3) Pemberian Analgesik sebagai penghilang rasa nyeri yang dirasakan
pasien.
B. TINJAUAN ASKEP
1. Pengkajian
a. Pre Operasi
1) Data Subjektif :
a) Pasien mengeluh nyeri pada area fraktur
Data subjektif yang didapatkan pada kasus fraktur cruris
adalah rasa nyeri. Nyeri tersebut bisa akut atau kronik
tergantung dari skala nyeri yang dirasakan klien.

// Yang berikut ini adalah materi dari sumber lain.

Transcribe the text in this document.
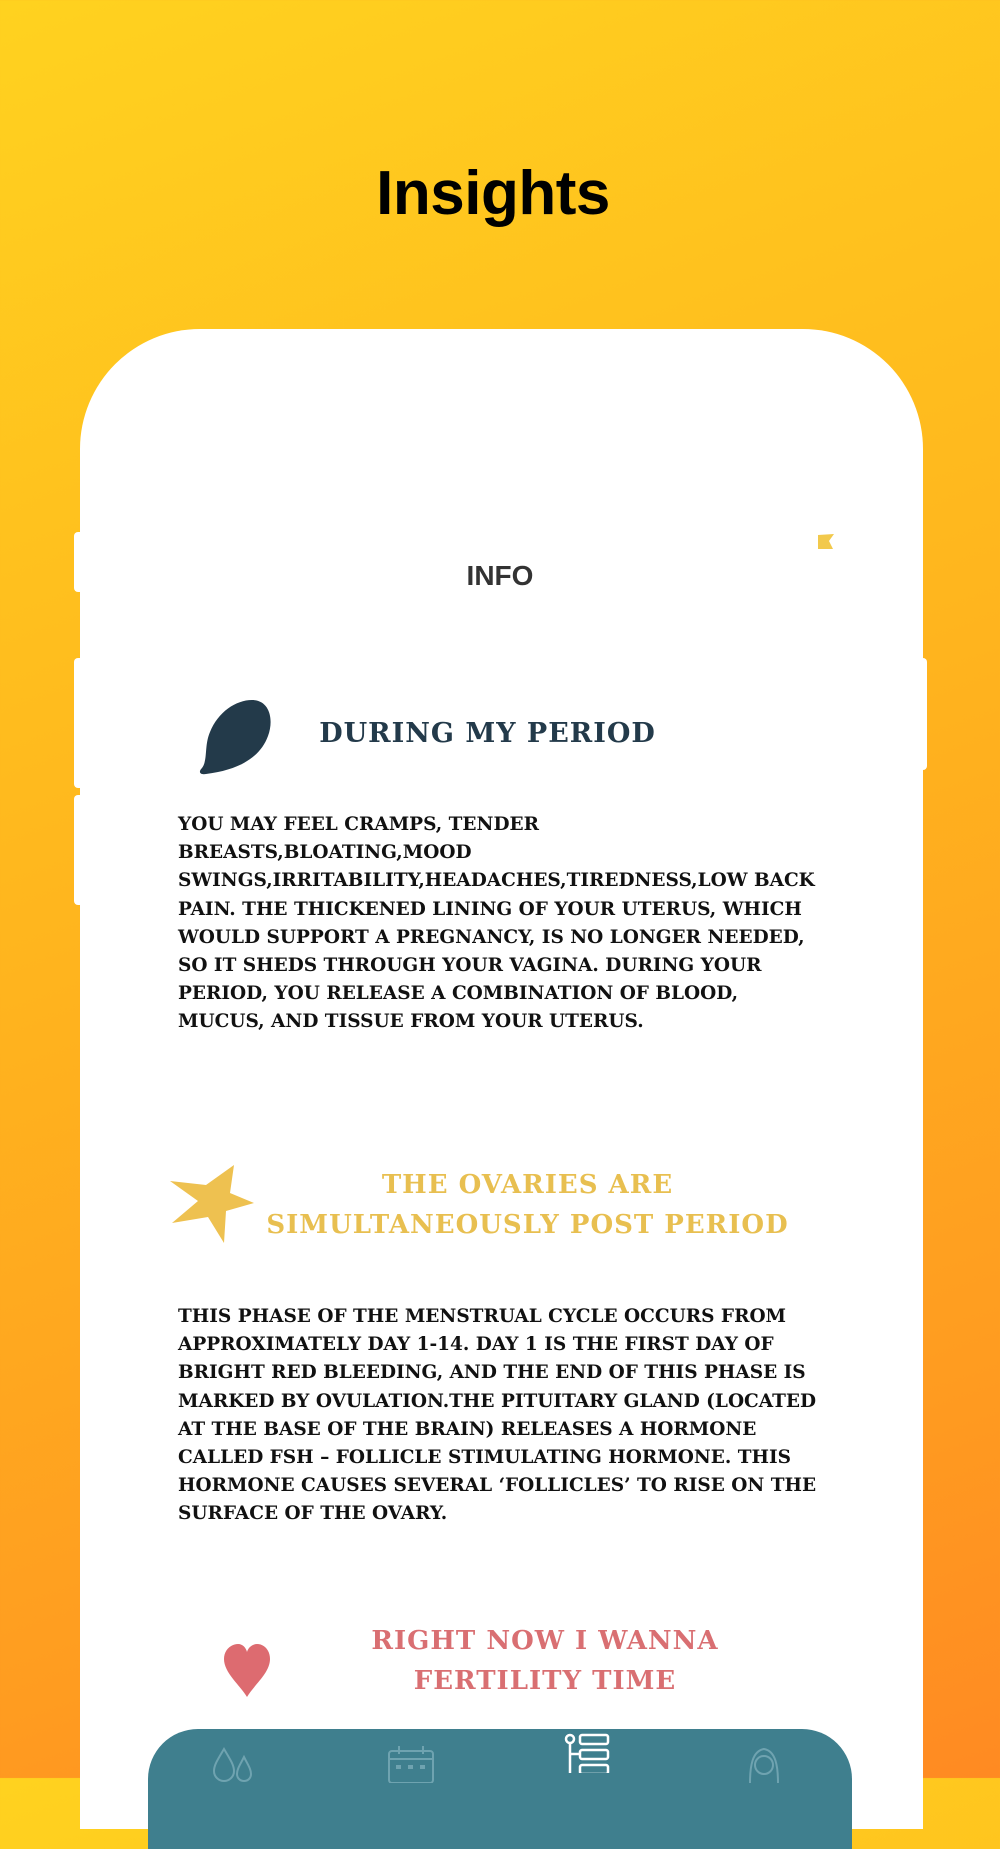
Insights
INFO
DURING MY PERIOD
YOU MAY FEEL CRAMPS, TENDER BREASTS,BLOATING,MOOD SWINGS,IRRITABILITY,HEADACHES,TIREDNESS,LOW BACK PAIN. THE THICKENED LINING OF YOUR UTERUS, WHICH WOULD SUPPORT A PREGNANCY, IS NO LONGER NEEDED, SO IT SHEDS THROUGH YOUR VAGINA. DURING YOUR PERIOD, YOU RELEASE A COMBINATION OF BLOOD, MUCUS, AND TISSUE FROM YOUR UTERUS.
THE OVARIES ARE SIMULTANEOUSLY POST PERIOD
THIS PHASE OF THE MENSTRUAL CYCLE OCCURS FROM APPROXIMATELY DAY 1-14. DAY 1 IS THE FIRST DAY OF BRIGHT RED BLEEDING, AND THE END OF THIS PHASE IS MARKED BY OVULATION.THE PITUITARY GLAND (LOCATED AT THE BASE OF THE BRAIN) RELEASES A HORMONE CALLED FSH – FOLLICLE STIMULATING HORMONE. THIS HORMONE CAUSES SEVERAL ‘FOLLICLES’ TO RISE ON THE SURFACE OF THE OVARY.
RIGHT NOW I WANNA FERTILITY TIME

Untuk
memperoleh pengkajian yang lengkap tentang rasa nyeri klien,
kaji menggunakan PQRST
Provoking incident : apakah ada peristiwa yang menjadi
factor presipitasi nyeri
Quality : seperti apa rasa nyeri yang
dirasakan (terbakar, berdenyut, atau
menusuk)
Region : dimana saja rasa sakit terjadi, dan
apakah rasa sakit menjalar atau
menyebar
Severity (scale) : seberapa jauh rasa nyeri yang
dirasakan, bisa berdasarkan skala
nyeri/klien menerangkan seberapa
jauh rasa sakit mempengaruhi
kemampuan fungsinya
Time :berapa lama nyeri berlangsung,
kapan, apakah bertambah buruk
pada malam hari/siang hari.
b) Pasien mengeluh mengalami keterbatasan gerak
c) Pasien mengeluh lemah
d) Pasien mengatakan tidak mampu melakukan aktifitas
e) pasien mengeluh pusing
f) Pasien mengatakan cemas dengan keadaannya
2) Data Objektif
a) Pasien tampak meringis
b) Ada perdarahan
c) Tampak bengkak pada luka atau area fraktur
d) Kehilangan fungsi pada bagian yang terkena
e) Hipertensi (respon terhadap nyeri/cemas)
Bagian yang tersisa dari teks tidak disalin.